The system also will be more efficient, Cotton said, reducing duplication of capabilities across the services, increasing the return on investment, reducing IT operating costs, and allowing for budget transparency on the IT expenditures.

Joint Regional Security Stacks

But the foundation of the JIE is called Joint Regional Security Stacks, or JRSS, Cotton said.

The JRSS itself is a series of 19-inch racks in cabinets, with network applications and appliances in the racks.

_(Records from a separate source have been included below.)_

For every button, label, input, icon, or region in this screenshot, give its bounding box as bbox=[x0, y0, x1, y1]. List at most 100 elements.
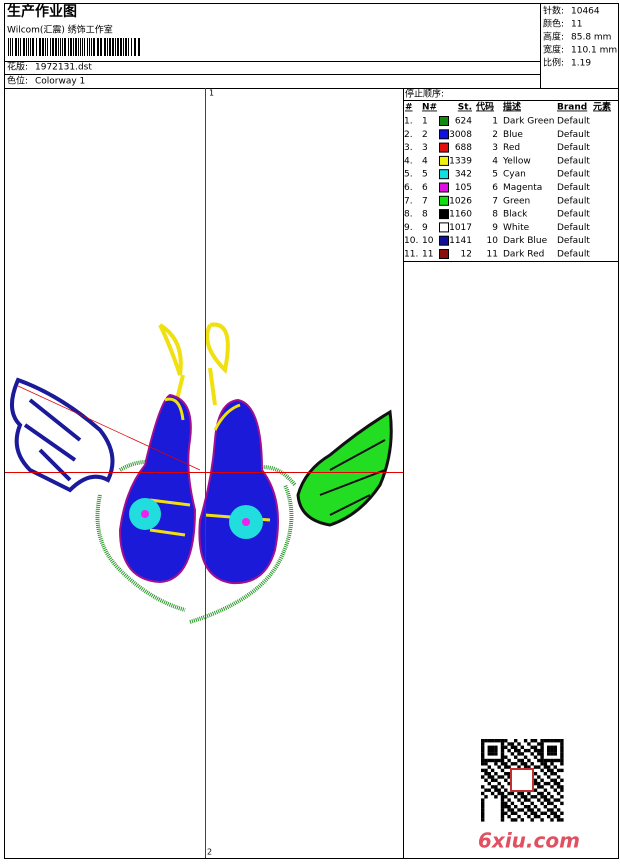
cell: White bbox=[503, 223, 530, 233]
qr-cell bbox=[547, 775, 551, 779]
qr-cell bbox=[540, 791, 544, 796]
qr-cell bbox=[481, 785, 485, 789]
bar bbox=[42, 38, 44, 56]
qr-cell bbox=[481, 811, 485, 815]
qr-cell bbox=[481, 739, 485, 743]
qr-cell bbox=[543, 739, 548, 743]
qr-cell bbox=[517, 758, 521, 763]
qr-cell bbox=[520, 795, 524, 799]
cell: Red bbox=[503, 143, 520, 153]
qr-cell bbox=[537, 781, 541, 786]
qr-cell bbox=[553, 752, 557, 756]
qr-cell bbox=[500, 775, 505, 779]
qr-cell bbox=[500, 818, 505, 822]
qr-cell bbox=[553, 758, 557, 763]
qr-cell bbox=[520, 791, 524, 796]
qr-cell bbox=[560, 811, 564, 815]
bar bbox=[62, 38, 63, 56]
page-border bbox=[4, 3, 619, 859]
loops bbox=[158, 322, 230, 421]
qr-cell bbox=[520, 808, 524, 812]
qr-cell bbox=[556, 785, 561, 789]
flower-center bbox=[141, 510, 149, 518]
bar bbox=[115, 38, 116, 56]
qr-cell bbox=[550, 762, 554, 766]
cell: 1 bbox=[492, 117, 498, 127]
cell: 4. bbox=[404, 156, 413, 166]
qr-cell bbox=[543, 758, 548, 763]
bar bbox=[45, 38, 46, 56]
qr-cell bbox=[484, 795, 488, 799]
qr-cell bbox=[543, 762, 548, 766]
cell: 2. bbox=[404, 130, 413, 140]
qr-cell bbox=[530, 762, 534, 766]
qr-cell bbox=[547, 745, 551, 749]
qr-cell bbox=[481, 814, 485, 819]
right-slipper bbox=[198, 398, 280, 585]
qr-cell bbox=[530, 808, 534, 812]
qr-cell bbox=[553, 739, 557, 743]
bar bbox=[30, 38, 31, 56]
qr-cell bbox=[507, 775, 511, 779]
cell: 1017 bbox=[449, 223, 472, 233]
qr-cell bbox=[484, 739, 488, 743]
cell: 688 bbox=[455, 143, 472, 153]
bar bbox=[82, 38, 83, 56]
qr-cell bbox=[481, 768, 485, 773]
qr-cell bbox=[517, 742, 521, 746]
qr-cell bbox=[543, 805, 548, 809]
qr-cell bbox=[556, 775, 561, 779]
qr-cell bbox=[553, 805, 557, 809]
bar bbox=[36, 38, 37, 56]
color-swatch bbox=[439, 222, 449, 233]
qr-cell bbox=[533, 765, 538, 769]
bar bbox=[70, 38, 72, 56]
qr-cell bbox=[481, 742, 485, 746]
qr-cell bbox=[514, 795, 518, 799]
bar bbox=[8, 38, 9, 56]
qr-cell bbox=[490, 758, 495, 763]
color-swatch bbox=[439, 142, 449, 153]
cell: 1 bbox=[422, 117, 428, 127]
qr-cell bbox=[553, 772, 557, 776]
cell: 9. bbox=[404, 223, 413, 233]
qr-cell bbox=[560, 768, 564, 773]
info-label: 针数: bbox=[543, 5, 564, 17]
qr-cell bbox=[500, 739, 505, 743]
qr-cell bbox=[494, 745, 498, 749]
qr-cell bbox=[484, 778, 488, 782]
cell: 4 bbox=[422, 156, 428, 166]
qr-cell bbox=[510, 791, 515, 796]
qr-cell bbox=[494, 762, 498, 766]
qr-cell bbox=[510, 801, 515, 806]
qr-cell bbox=[527, 814, 531, 819]
flower-center bbox=[242, 518, 250, 526]
qr-cell bbox=[537, 814, 541, 819]
qr-cell bbox=[550, 772, 554, 776]
cell: 10. bbox=[404, 236, 418, 246]
cell: 6. bbox=[404, 183, 413, 193]
qr-cell bbox=[547, 798, 551, 802]
qr-cell bbox=[553, 745, 557, 749]
qr-cell bbox=[540, 748, 544, 753]
qr-cell bbox=[547, 801, 551, 806]
cell: 8. bbox=[404, 210, 413, 220]
cell: 7. bbox=[404, 196, 413, 206]
qr-cell bbox=[540, 755, 544, 759]
cell: 9 bbox=[422, 223, 428, 233]
bar bbox=[23, 38, 25, 56]
qr-cell bbox=[487, 752, 491, 756]
qr-cell bbox=[481, 805, 485, 809]
qr-cell bbox=[484, 788, 488, 792]
cell: 10 bbox=[487, 236, 499, 246]
bar bbox=[87, 38, 88, 56]
qr-cell bbox=[547, 808, 551, 812]
qr-cell bbox=[481, 762, 485, 766]
qr-cell bbox=[497, 775, 501, 779]
qr-code bbox=[481, 739, 564, 822]
cell: 3 bbox=[492, 143, 498, 153]
qr-cell bbox=[556, 818, 561, 822]
qr-cell bbox=[507, 814, 511, 819]
qr-cell bbox=[490, 748, 495, 753]
qr-cell bbox=[504, 778, 508, 782]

The technology enables a consolidated view of the network activity and potential anomalies, he noted.

“Army started the initiative, then the Air Force joined in, with Marines and the Navy soon to follow,” Cotton said.

The Defense Information Systems Agency is partnering with the Army and Air Force and using JRSS to change the way the department secures and protects its information networks.

According to DISA, a joint regional security stack is a suite of equipment that performs firewall functions, intrusion detection and prevention, enterprise management and virtual routing and forwarding, and provides network security capabilities.

Touching Every Base, Post, Camp

Deploying JRSS centralizes network security into regional architectures rather than locally distributed architectures.

“It's a huge effort,” Cotton said, “because essentially in the end we'll touch every base, post, camp, station or location that DoD networks reside in or traverse.”

With this, the deputy CIO added, the obvious next step is connecting the network environment to the cloud computing environment.

“Right now Mr. Halvorsen … wants us to run to cloud capabilities quickly on the commercial side, but with some rules -- because we believe there are probably more cost-effective solutions for some of the things we do in the commercial market than there would be in our own federal data centers,” Cotton said.

The Commercial Cloud

In December Halvorsen published a memo giving updated guidance on commercial cloud acquisition, Cotton added, and his office worked with DISA and the community to develop a related security requirements guide.

“DISA … is now the keeper of the security requirements,” he said, “so they drafted the requirements for using cloud [services] and distilled them down to four levels of security -- from public-facing information on a website to Secret.”

DISA published the requirements on the Internet and sought comments, using them to continually refine the requirements.

Cotton said the security aspects are based on the Federal Risk and Authorization Management Program, or FedRAMP, a government-wide program that offers a standardized approach to security assessment, authorization and continuous monitoring for cloud products and services.

DoD’s Mobility Evolution

DoD’s mobility evolution began with Blackberry smart phones and is now, Cotton said, into the unclassified and the classified elements of mobile solutions.

The department is now going from one vendor to many vendors, he added, and to devices that are commercially available, with the security requirements DoD users need, and the ability to use in the workplace technologies that are readily available for personal use.

“I, for example, carry one of the [DoD] devices that actually allows a dual persona,” Cotton said. “It has my work e-mail separated from my personal e-mail so I can carry one device if I choose to do that. I find that quite handy and helpful. We have about 1,500 of those deployed today, but we continue to look at what other [devices] are available.”

As the department continues to explore the use of more devices, it uses the National Information Assurance Partnership, a common criteria evaluation and validation schema, to determine which of the devices can be considered for official use, he added.

Cryptographic Credentials

On the secure communications side, Cotton said, “We want to transition to commercial [technology] … and we actually have some things coming out this year,” including a Samsung smart phone that has secure voice and secure data via Web mail.

Such phones will come with the benefit of derived or cryptographic credentials. These, according to the National Institute of Standards and Technology, are derived from credentials in a common access card and carried in a mobile device rather than a card.

“There is extreme demand for that,” Cotton said, “to put the right information with the right person at the right time in the right format.”